Her refusal for tea was especially important during the British tax on tea. Else demonstrated her patriotism by saying, "I am not going to the East Indies for any part of my breakfast."

She was reported as being skillful at designing quilt patterns and her handiwork was sought out amongst the locals. In the year before her death, she rode the Pawtuckaway Mountain on horseback to design a floral pattern quilt for her granddaughter. Else Cilley died in 1801 at age one hundred.

Thus the chapter name was decided. But there was one issue.

How did Mrs. Cilley spell her name? Her name was Alice, but was she called Elsie? And if Elsie, was it spelled Elsie, Elsa, or Else? It was finally decided that the chapter would be Elsa Cilley, but, sometime later the name was changed to Else as it stands today.

Charter Members

Elizabeth Ann Bartlett Jenny Neally Bartlett
Mary Blaisdell Bartlett Elizabeth Barber Batchelder
Sarah Bartlett Brainard Jane Cilley Burley
Harriet Amsden Butler Elizabeth Williams Cilley
Mary Butler Cilley Laura A. Marston
Amanda Stevens Mary True Taylor

Our Former Regents

Elizabeth W. Cilley 1898-1901
Mary True Taylor 1901-1903
Jenny Nealley Bartlett Grinnell 1903-1904
Laura A. Marston 1904-1907
Mary Butler Cilley 1907-1918
Elizabeth W. Cilley Fernald 1918-1948
Elizabeth C. Fernald 1948-1953
Annie Cilley Giles 1953-1955
Bertha A. Trickey 1955-1957
Evelyn Varney Price 1957-1961
Louise Richardson Sawyer 1961-1963
Barbara Louise Guptill 1963-1965
Mary Louise Fernald 1965-1968
Norma Clark Perkins 1968-1971
Barbara Brown Marden 1971-1974
Martha Caswell Bennett 1974-1976
Sarah Potts Voll 1976-1980
Irene Harvey Scribner 1980-1983
Deanna Perkins Rush 1983-1986
Eleanor Hutchinson Ambrose 1986-1989
Alice White Kent 1989-1992
Lynne Perkins Sweet 1992-1995
Deborah Fernald Stevens 1995-1999
Eleanor Hutchinson Ambrose 1999-2001
Barbara Evelyn Jones Frangione 2001-2007
Jan Hetu Gilman 2007-2013
Nancy Hetu Gervino 2013-2016

Real Daughter

The chapter is also proud to have a Real Daughter.

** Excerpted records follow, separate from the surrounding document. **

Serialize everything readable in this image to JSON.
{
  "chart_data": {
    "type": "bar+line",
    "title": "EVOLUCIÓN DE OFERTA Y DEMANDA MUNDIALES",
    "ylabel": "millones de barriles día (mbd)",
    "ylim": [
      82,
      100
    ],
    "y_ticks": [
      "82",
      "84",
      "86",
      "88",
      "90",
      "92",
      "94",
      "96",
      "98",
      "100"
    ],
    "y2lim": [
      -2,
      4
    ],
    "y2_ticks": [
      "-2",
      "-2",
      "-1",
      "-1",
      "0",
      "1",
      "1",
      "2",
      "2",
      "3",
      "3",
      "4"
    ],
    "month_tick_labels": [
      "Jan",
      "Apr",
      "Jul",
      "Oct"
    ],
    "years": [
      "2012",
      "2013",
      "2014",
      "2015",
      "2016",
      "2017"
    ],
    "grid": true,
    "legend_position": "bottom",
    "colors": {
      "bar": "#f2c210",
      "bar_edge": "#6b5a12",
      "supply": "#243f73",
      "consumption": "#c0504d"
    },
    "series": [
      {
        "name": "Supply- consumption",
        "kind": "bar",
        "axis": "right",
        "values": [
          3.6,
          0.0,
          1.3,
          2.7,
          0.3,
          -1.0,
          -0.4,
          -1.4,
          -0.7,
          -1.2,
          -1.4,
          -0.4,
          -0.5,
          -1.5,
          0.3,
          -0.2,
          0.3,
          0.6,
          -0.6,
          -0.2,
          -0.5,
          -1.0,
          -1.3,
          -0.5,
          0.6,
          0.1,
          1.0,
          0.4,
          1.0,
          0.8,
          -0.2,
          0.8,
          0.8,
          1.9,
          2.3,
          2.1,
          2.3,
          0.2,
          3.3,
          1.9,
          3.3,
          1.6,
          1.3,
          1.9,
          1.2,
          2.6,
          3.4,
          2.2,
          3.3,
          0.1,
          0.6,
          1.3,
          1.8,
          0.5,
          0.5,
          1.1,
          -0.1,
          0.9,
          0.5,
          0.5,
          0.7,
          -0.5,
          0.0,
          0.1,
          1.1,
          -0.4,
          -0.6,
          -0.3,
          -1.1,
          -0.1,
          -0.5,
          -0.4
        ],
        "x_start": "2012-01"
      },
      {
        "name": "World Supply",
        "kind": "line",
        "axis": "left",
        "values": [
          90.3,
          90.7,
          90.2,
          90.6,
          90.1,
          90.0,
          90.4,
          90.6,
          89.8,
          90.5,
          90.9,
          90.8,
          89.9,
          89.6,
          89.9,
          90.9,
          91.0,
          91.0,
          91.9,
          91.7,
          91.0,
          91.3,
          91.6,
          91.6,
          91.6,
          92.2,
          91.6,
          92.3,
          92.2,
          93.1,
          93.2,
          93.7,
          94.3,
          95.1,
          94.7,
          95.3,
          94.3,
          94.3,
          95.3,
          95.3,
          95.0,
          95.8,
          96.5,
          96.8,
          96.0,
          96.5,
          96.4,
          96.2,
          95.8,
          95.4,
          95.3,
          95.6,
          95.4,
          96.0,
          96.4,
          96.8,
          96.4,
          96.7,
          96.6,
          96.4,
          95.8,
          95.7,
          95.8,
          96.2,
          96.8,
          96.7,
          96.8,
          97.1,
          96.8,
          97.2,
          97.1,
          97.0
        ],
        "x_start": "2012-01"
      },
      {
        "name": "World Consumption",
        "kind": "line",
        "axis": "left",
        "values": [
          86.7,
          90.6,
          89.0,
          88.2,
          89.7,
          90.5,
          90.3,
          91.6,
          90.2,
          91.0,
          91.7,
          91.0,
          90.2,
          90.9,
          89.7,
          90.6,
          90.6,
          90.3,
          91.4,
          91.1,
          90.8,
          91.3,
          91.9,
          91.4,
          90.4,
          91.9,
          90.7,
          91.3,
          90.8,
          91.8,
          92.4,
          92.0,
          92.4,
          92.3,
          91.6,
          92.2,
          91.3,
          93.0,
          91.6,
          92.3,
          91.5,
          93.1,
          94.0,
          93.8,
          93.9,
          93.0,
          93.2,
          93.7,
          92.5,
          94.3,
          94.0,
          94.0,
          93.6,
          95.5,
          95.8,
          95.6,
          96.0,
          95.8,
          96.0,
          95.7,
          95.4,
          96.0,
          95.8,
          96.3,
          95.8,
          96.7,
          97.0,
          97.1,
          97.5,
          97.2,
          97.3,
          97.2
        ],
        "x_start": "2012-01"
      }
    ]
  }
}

A Real Daughter is distinguished because she was the daughter of a Revolutionary War patriot, who became a member of the DAR after it was founded in 1890. New Hampshire is home to twenty-eight Real Daughters, one of who was Maria M. Wilder Ragan.

Maria Wilder was born in Woodstock, Vermont, on August 3, 1817, to Jacob Wilder and Mary Wakefield Wilder. She lived in Chicago, Illinois, in 1896 at the time she applied for membership to the DAR. She later transferred to the Else Cilley Chapter. Maria died on December 28, 1908, and is buried in nearby Durham, New Hampshire.